His skin was dull and gray. He looked like a shadowy wraith, a ghost, his white
hair wispy and thin. He looked ... like a Jew.
There were
soldiers everywhere in the compound. He knew most of them were Soviets from
their uniforms. There were also a few American soldiers as well. When he looked
up he saw the most beautiful sight he had ever seen in his life. The Nazi
soldiers who had not fled were all tied up. The gates were thrown open and
doctors were wandering around tending to the wounded. An American soldier
stopped and looked at him and asked him in almost perfect Polish if he was
alright. He couldn't answer. He just fell to his knees and began to pray. The
Rabbi had been right. He had been saved. He also knew the Rabbi's purpose. He
had been there to help them all through it. He had done his task from God well.

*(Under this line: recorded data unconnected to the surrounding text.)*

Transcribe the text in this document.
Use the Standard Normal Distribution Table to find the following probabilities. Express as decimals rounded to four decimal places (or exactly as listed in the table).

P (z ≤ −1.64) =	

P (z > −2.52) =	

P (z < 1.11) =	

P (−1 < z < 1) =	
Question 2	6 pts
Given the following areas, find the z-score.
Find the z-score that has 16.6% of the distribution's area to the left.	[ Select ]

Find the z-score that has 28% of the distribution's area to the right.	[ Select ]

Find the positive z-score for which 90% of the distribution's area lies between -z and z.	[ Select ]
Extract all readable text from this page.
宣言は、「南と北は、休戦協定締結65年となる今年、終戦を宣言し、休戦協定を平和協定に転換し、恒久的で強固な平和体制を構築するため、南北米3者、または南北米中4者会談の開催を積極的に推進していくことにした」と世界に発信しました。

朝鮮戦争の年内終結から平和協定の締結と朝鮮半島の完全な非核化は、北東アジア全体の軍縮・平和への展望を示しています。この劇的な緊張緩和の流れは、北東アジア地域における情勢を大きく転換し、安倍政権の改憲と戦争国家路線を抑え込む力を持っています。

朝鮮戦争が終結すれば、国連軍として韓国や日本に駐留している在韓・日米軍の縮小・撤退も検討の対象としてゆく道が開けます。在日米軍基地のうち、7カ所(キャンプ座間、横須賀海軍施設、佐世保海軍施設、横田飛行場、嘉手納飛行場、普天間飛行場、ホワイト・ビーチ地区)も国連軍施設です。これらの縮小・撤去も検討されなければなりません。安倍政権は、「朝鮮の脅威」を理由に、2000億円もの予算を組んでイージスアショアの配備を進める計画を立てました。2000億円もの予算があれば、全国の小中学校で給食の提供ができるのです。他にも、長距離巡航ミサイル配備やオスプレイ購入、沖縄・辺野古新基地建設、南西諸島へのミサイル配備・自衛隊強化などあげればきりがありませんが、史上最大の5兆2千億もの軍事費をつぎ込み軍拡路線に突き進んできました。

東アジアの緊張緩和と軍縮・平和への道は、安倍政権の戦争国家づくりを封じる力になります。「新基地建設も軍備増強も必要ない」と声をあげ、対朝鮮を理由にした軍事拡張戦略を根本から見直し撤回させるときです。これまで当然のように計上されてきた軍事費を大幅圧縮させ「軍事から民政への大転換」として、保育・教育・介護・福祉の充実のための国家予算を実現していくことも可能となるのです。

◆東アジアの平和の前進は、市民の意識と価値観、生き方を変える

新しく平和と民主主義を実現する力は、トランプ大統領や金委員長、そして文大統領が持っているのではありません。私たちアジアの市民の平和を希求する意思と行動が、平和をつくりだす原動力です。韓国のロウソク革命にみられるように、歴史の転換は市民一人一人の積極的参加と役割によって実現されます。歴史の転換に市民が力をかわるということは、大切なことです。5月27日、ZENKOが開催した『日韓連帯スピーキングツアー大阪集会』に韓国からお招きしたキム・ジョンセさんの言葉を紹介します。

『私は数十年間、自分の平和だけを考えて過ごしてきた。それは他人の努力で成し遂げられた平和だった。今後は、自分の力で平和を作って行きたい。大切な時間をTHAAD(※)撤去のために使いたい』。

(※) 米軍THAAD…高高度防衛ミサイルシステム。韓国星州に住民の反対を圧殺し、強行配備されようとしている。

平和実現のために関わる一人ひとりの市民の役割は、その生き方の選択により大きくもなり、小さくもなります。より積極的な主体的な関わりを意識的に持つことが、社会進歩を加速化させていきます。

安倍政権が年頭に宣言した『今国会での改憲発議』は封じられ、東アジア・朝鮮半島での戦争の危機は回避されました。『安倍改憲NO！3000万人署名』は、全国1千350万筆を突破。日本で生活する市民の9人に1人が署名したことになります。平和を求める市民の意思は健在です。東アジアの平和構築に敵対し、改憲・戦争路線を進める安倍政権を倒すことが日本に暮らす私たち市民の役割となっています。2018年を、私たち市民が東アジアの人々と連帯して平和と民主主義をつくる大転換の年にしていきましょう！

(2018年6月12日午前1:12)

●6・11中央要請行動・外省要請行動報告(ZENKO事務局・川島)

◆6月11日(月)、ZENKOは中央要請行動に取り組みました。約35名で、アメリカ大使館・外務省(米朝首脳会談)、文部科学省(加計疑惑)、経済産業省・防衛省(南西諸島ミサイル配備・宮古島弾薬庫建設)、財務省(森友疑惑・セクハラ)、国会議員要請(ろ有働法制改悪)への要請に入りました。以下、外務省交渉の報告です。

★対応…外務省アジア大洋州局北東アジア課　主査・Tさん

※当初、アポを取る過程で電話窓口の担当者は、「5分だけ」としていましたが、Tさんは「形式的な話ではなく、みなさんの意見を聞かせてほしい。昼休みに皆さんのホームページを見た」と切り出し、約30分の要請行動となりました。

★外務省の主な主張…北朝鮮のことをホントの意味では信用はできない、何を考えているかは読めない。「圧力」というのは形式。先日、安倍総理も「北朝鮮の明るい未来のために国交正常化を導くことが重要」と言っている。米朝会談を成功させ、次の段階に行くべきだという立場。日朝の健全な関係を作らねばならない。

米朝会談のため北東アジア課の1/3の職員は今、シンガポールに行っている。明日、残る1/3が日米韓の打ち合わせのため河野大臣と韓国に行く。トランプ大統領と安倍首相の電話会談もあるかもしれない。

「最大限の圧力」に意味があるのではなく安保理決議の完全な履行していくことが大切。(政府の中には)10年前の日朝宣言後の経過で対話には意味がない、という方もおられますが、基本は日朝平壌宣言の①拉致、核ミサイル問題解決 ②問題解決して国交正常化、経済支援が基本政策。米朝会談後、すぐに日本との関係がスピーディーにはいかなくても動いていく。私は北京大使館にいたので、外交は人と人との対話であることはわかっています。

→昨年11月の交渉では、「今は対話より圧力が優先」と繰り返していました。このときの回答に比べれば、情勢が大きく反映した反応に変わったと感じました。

He had been a good Rabbi, and a good Jew.
The
soldiers brought clean clothes and good hot food. They cautioned him to not eat
too much or else he would be sick. He ate and drank good food and clean water
as much as he could as slowly as he could. He could see the looks of abject
horror on the Americans faces. They did not know there was anything like this
going on. The Soviets had freed two other camps on the way west. They were
estimating more than one million Jews dead. They were so far off, Erik knew it
was more. He had heard soldiers talking, guessing at three million. With his
stomach tended and his body clothed, they were free. One man asked where they
should go. They were informed several towns not to go to because the Jews were
hated there. The Americans were much more sympathetic than the Soviets but they
had freed them. They were going about the task of hanging the German soldiers
when that day finally came.
Erik Joseph Lensherr, only 12 years old had lived through
hell and come out the other side a man. He picked up the things that the soldiers
had given him and with as much food as he could carry. He didn't look to the
crude gallows to see the German soldiers die. He had seen enough death for now.
He had been chosen by God. He took his first step towards the gate with the new
shoes on his feet. They were uncomfortable and didn't fit well but they didn't
have holes in them. His legs were shaking but he took that first step on his
own, his head held high, and walked towards freedom.